Nebraska” follows a Montana man named Woody (Bruce Dern) who believes he has won a magazine sweepstakes. In order for Woody to collect his money, however, he must drive all the way out to Nebraska. Woody’s son tries to convince his father that the letter stating he has won a sweepstakes is a scam, but the stubborn old man will not let anything stand in the way of obtaining his prize. Though they hit a few bumps along the way delaying their arrival to Nebraska, the trip brings Woody and his son closer together. This movie shows the bond of family as well as adventure, all while being shot in black and white.
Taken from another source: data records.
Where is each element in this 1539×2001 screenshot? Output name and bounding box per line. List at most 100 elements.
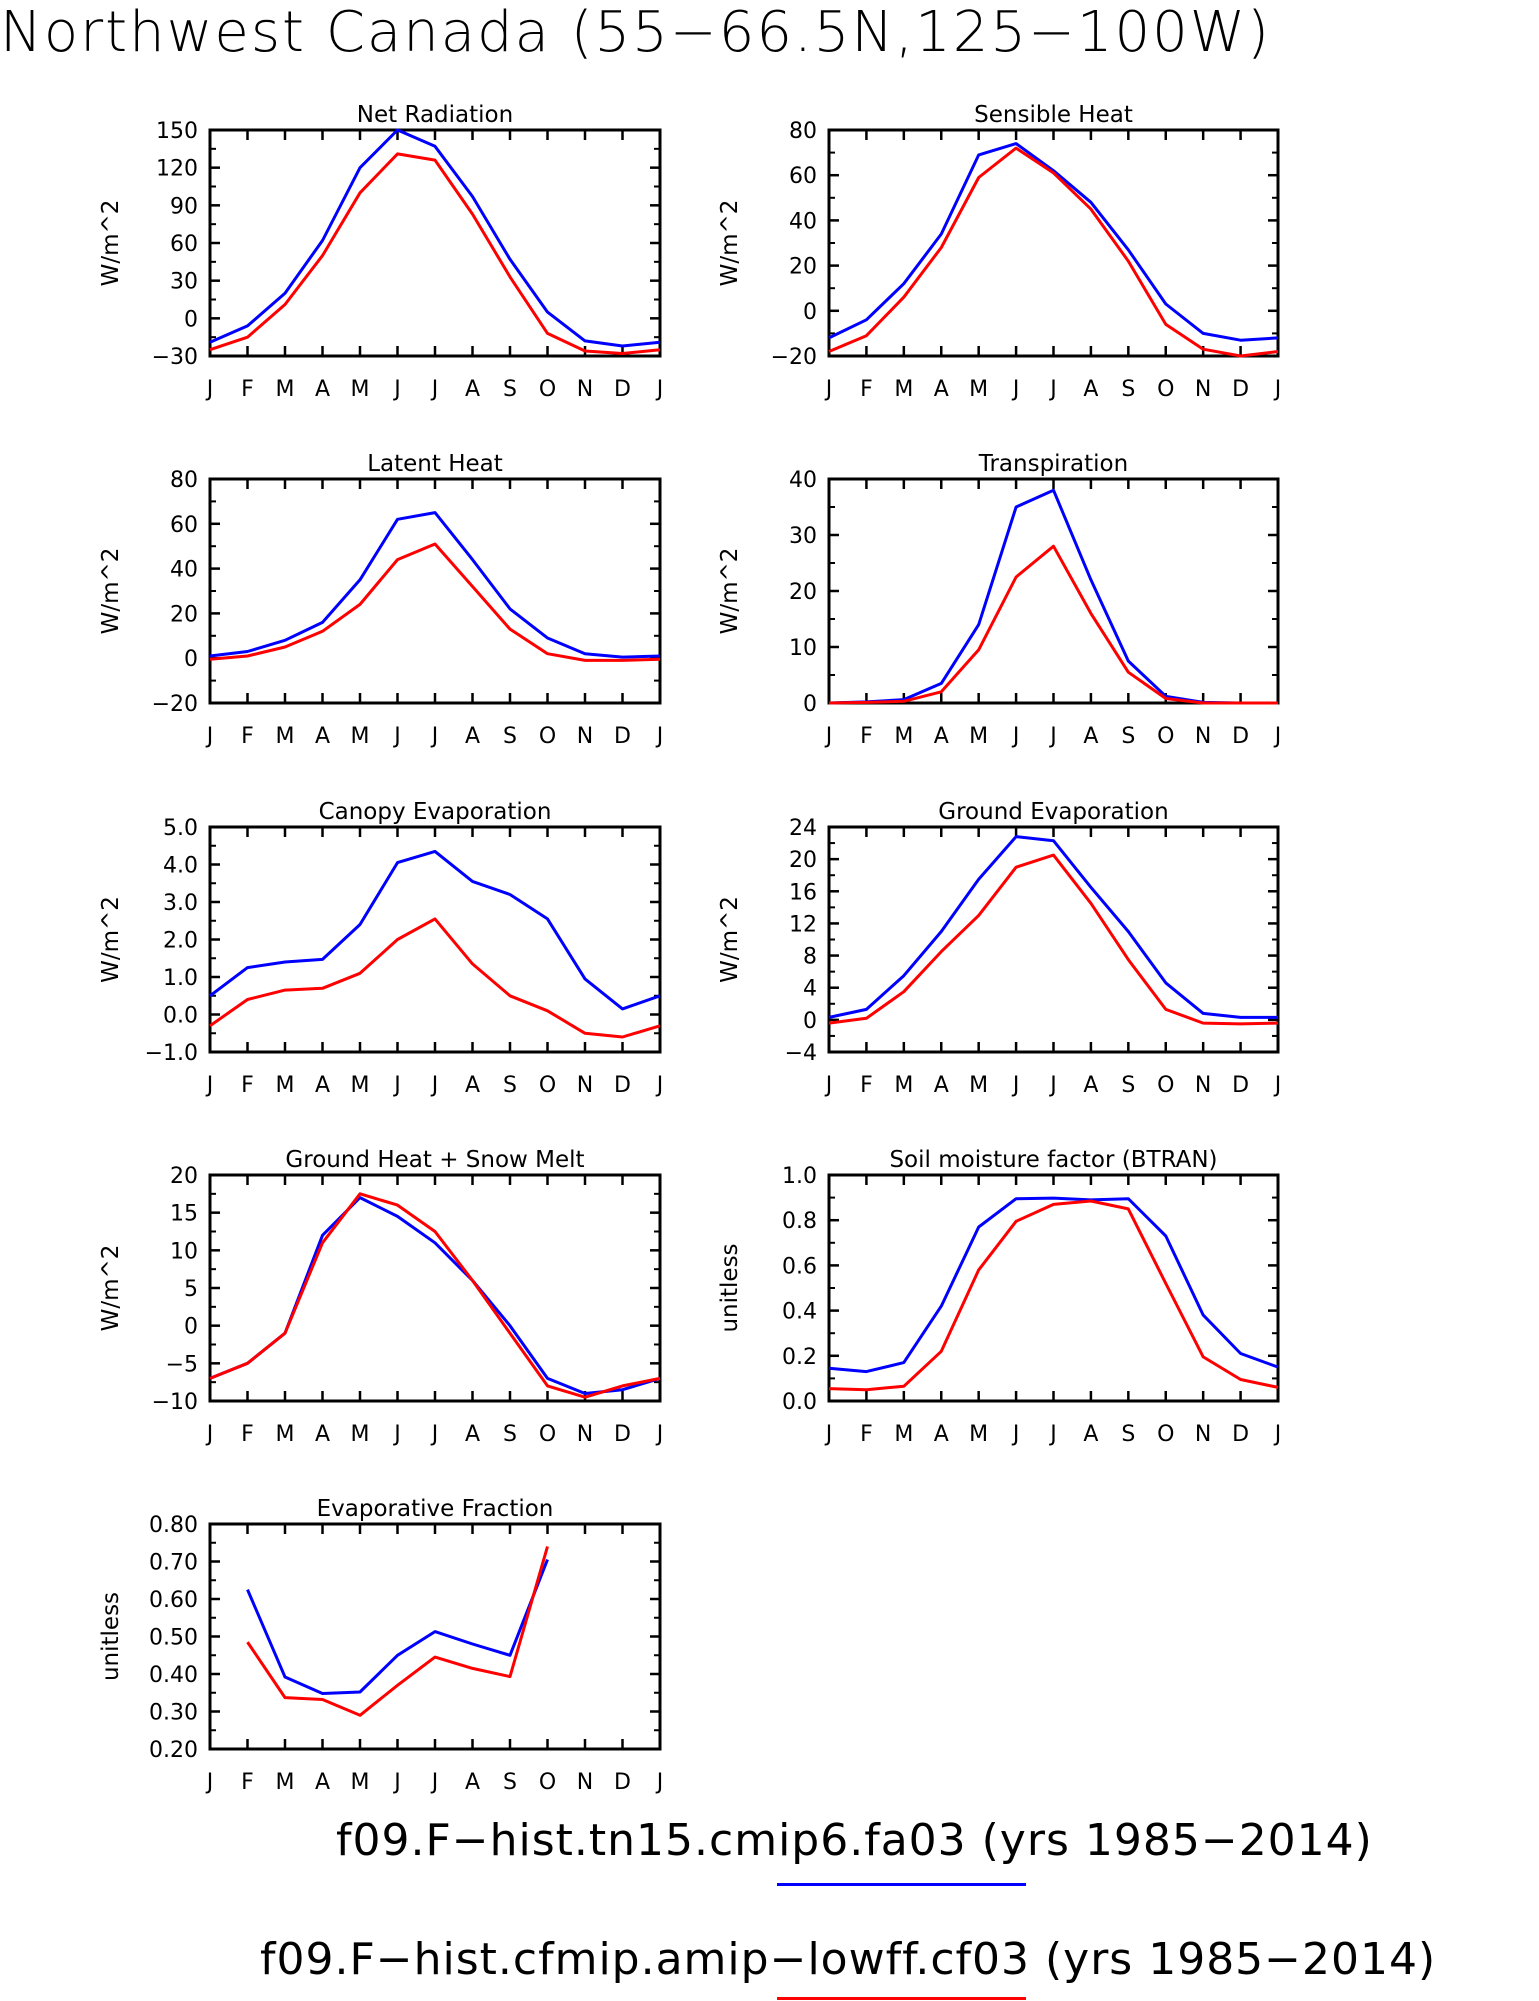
plot-frame — [208, 1522, 662, 1751]
y-tick-label: 0.0 — [163, 1004, 198, 1029]
y-tick-label: 0.70 — [149, 1551, 198, 1576]
x-tick-label: J — [205, 1770, 214, 1795]
y-tick-label: 0 — [803, 692, 817, 717]
chart-title: Canopy Evaporation — [319, 799, 552, 825]
x-tick-label: M — [276, 1770, 295, 1795]
y-tick-label: 0 — [803, 1009, 817, 1034]
y-tick-label: 0.4 — [782, 1300, 817, 1325]
y-tick-label: 4 — [803, 977, 817, 1002]
x-tick-label: J — [1048, 1422, 1057, 1447]
chart-title: Latent Heat — [367, 451, 503, 477]
x-tick-label: F — [860, 1422, 873, 1447]
y-tick-label: 0.8 — [782, 1209, 817, 1234]
x-tick-label: O — [1157, 1073, 1174, 1098]
x-tick-label: N — [577, 377, 593, 402]
x-tick-label: A — [1083, 724, 1098, 749]
x-tick-label: O — [539, 377, 556, 402]
plot-frame — [208, 1173, 662, 1403]
x-tick-label: A — [934, 377, 949, 402]
y-tick-label: −4 — [785, 1041, 817, 1066]
x-tick-label: A — [315, 1770, 330, 1795]
y-axis-label: W/m^2 — [717, 548, 743, 635]
y-tick-label: 4.0 — [163, 854, 198, 879]
x-tick-label: J — [1273, 724, 1282, 749]
y-tick-label: 1.0 — [163, 966, 198, 991]
y-tick-label: 0 — [184, 1315, 198, 1340]
y-tick-label: 1.0 — [782, 1164, 817, 1189]
plot-frame — [827, 477, 1280, 705]
x-tick-label: M — [351, 1422, 370, 1447]
chart-panel-5: J F M A M J J A S O N D J−1.00.01.02.03.04.05.0Canop… — [98, 799, 663, 1098]
chart-title: Ground Evaporation — [938, 799, 1168, 825]
series-line-1 — [209, 1196, 661, 1395]
x-tick-label: M — [969, 1422, 988, 1447]
x-tick-label: J — [430, 724, 439, 749]
y-tick-label: 60 — [170, 513, 198, 538]
x-tick-label: N — [577, 724, 593, 749]
y-tick-label: 0.40 — [149, 1663, 198, 1688]
chart-panel-9: J F M A M J J A S O N D J0.200.300.400.500.600.700.8… — [98, 1496, 663, 1795]
series-line-2 — [828, 853, 1279, 1026]
y-tick-label: −5 — [166, 1352, 198, 1377]
y-tick-label: 5 — [184, 1277, 198, 1302]
y-tick-label: 0.2 — [782, 1345, 817, 1370]
y-tick-label: 40 — [789, 468, 817, 493]
x-tick-label: J — [205, 377, 214, 402]
y-tick-label: 8 — [803, 945, 817, 970]
y-tick-label: 24 — [789, 816, 817, 841]
chart-title: Transpiration — [978, 451, 1128, 477]
x-tick-label: J — [1011, 724, 1020, 749]
y-tick-label: 0 — [184, 307, 198, 332]
y-axis-label: W/m^2 — [98, 896, 124, 983]
x-tick-label: J — [824, 1422, 833, 1447]
x-tick-label: A — [465, 1422, 480, 1447]
x-tick-label: A — [1083, 377, 1098, 402]
main-title: Northwest Canada (55−66.5N,125−100W) — [0, 0, 1272, 65]
y-tick-label: 0 — [184, 647, 198, 672]
y-tick-label: 20 — [789, 580, 817, 605]
x-tick-label: J — [392, 1422, 401, 1447]
series-line-1 — [828, 835, 1278, 1019]
x-tick-label: J — [205, 1422, 214, 1447]
y-tick-label: 20 — [170, 602, 198, 627]
x-tick-label: O — [539, 724, 556, 749]
x-tick-label: A — [934, 724, 949, 749]
plot-frame — [827, 825, 1280, 1054]
y-tick-label: −20 — [771, 345, 817, 370]
x-tick-label: J — [655, 377, 664, 402]
y-axis-label: W/m^2 — [98, 200, 124, 287]
y-tick-label: 150 — [156, 119, 198, 144]
y-tick-label: 16 — [789, 880, 817, 905]
y-tick-label: 30 — [789, 524, 817, 549]
legend-entry-2-swatch — [777, 1997, 1026, 2000]
x-tick-label: M — [351, 1770, 370, 1795]
y-tick-label: −10 — [152, 1390, 198, 1415]
plot-frame — [208, 825, 662, 1054]
x-tick-label: M — [276, 377, 295, 402]
x-tick-label: M — [351, 1073, 370, 1098]
x-tick-label: J — [1048, 1073, 1057, 1098]
x-tick-label: S — [503, 1770, 517, 1795]
x-tick-label: J — [1048, 724, 1057, 749]
y-tick-label: 40 — [789, 209, 817, 234]
x-tick-label: A — [315, 1422, 330, 1447]
series-line-1 — [209, 849, 661, 1011]
x-tick-label: N — [1195, 1073, 1211, 1098]
x-tick-label: O — [1157, 724, 1174, 749]
x-tick-label: J — [430, 1073, 439, 1098]
x-tick-label: J — [655, 724, 664, 749]
x-tick-label: F — [241, 1073, 254, 1098]
series-line-2 — [828, 1199, 1279, 1392]
x-tick-label: A — [465, 724, 480, 749]
x-tick-label: A — [1083, 1073, 1098, 1098]
y-tick-label: 20 — [170, 1164, 198, 1189]
plot-frame — [827, 1173, 1280, 1403]
legend-entry-1-swatch — [777, 1883, 1026, 1886]
series-line-1 — [828, 488, 1278, 705]
y-tick-label: 12 — [789, 912, 817, 937]
x-tick-label: J — [1273, 1073, 1282, 1098]
y-tick-label: 10 — [789, 636, 817, 661]
plot-frame — [827, 128, 1280, 358]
Mud” is the tale of two southern boys who explore a deserted island on the Mississippi River only to find that the island is not in fact deserted. Instead, they find Mud, a mysterious man running from the law who seeks help from these two boys. Matthew McConaughey, who plays Mud, brilliantly portrays his character, being one of his best performances to date. For audiences that love adventure, “Mud” is an independent classic with loveable characters and a fantastic screen play.

Frances Ha
The indie movie “Frances Ha” tells the story of a lively twenty something girl living in New York. With no real direction in her life, Frances (Greta Gerwig) goes on a downward spiral when her best friend moves away. She becomes the apprentice at a dance studio but doesn’t think of herself as much of a dancer. Frances’ character is a quirky girl who is struggling to make ends meet and find her path in life. Frances’ flaws make her very relatable and her impulsivness and motivation to achieve her goals make this film worth seeing.

Inside Llewyn Davis
Llewyn Davis, a struggling folk singer, is depressed and timid. Davis’ life is falling apart; his best friend/musical partner threw himself off of the George Washington Bridge, his girlfriend has kicked him out after finding out she was pregnant, and he doesn’t have any idea where to begin. After becoming a homeless solo act, he is forced to shuffle from friends and relatives’ houses, and the only friend Davis has, is a stray cat he adopted. This film contains applause worthy performances, including one from Justin Timberlake. For fans of both comedies and dramas, “Inside Llewyn Davis” has it all, as well as well-performed folk music.

The Spectacular Now
Though this indie was released back in August, “The Spectacular Now” still maintains a place in audience’s hearts. Following high school senior and partier, Sutter, this film highlights what it means to be a teenager. Despite his reputation, Sutter takes on the task of befriending the shy and intelligent Aimee Finecky after his recent break up. When friendship turns to love, these two teens discover not only who they are, but who they’re meant to be. With outstanding performances by Shailene Woodley as Aimee and Miles Teller as Sutter, this film will strike a chord in audiences of all ages as it is both hilarious and heartfelt.

Blue Jasmine
From the brilliant mind of Woody Allen, “Blue Jasmine” follows the life of Jasmine, a rich Manhattan socialite who has recently fallen into homelessness and poverty. Jasmine, played by Cate Blanchett, retreats to San Francisco, where she moves into her sister’s cluttered apartment, eager to start a new life for herself. Perhaps the best part of the film is the impeccable performance by Blanchett who recently won the award for “Best Actress in a Motion Picture (Drama)” at the Golden Globes. With other appearances by Alec Baldwin and Louis C.K. “Blue Jasmine” is led by Allen’s directoral skills and Blanchett’s talent.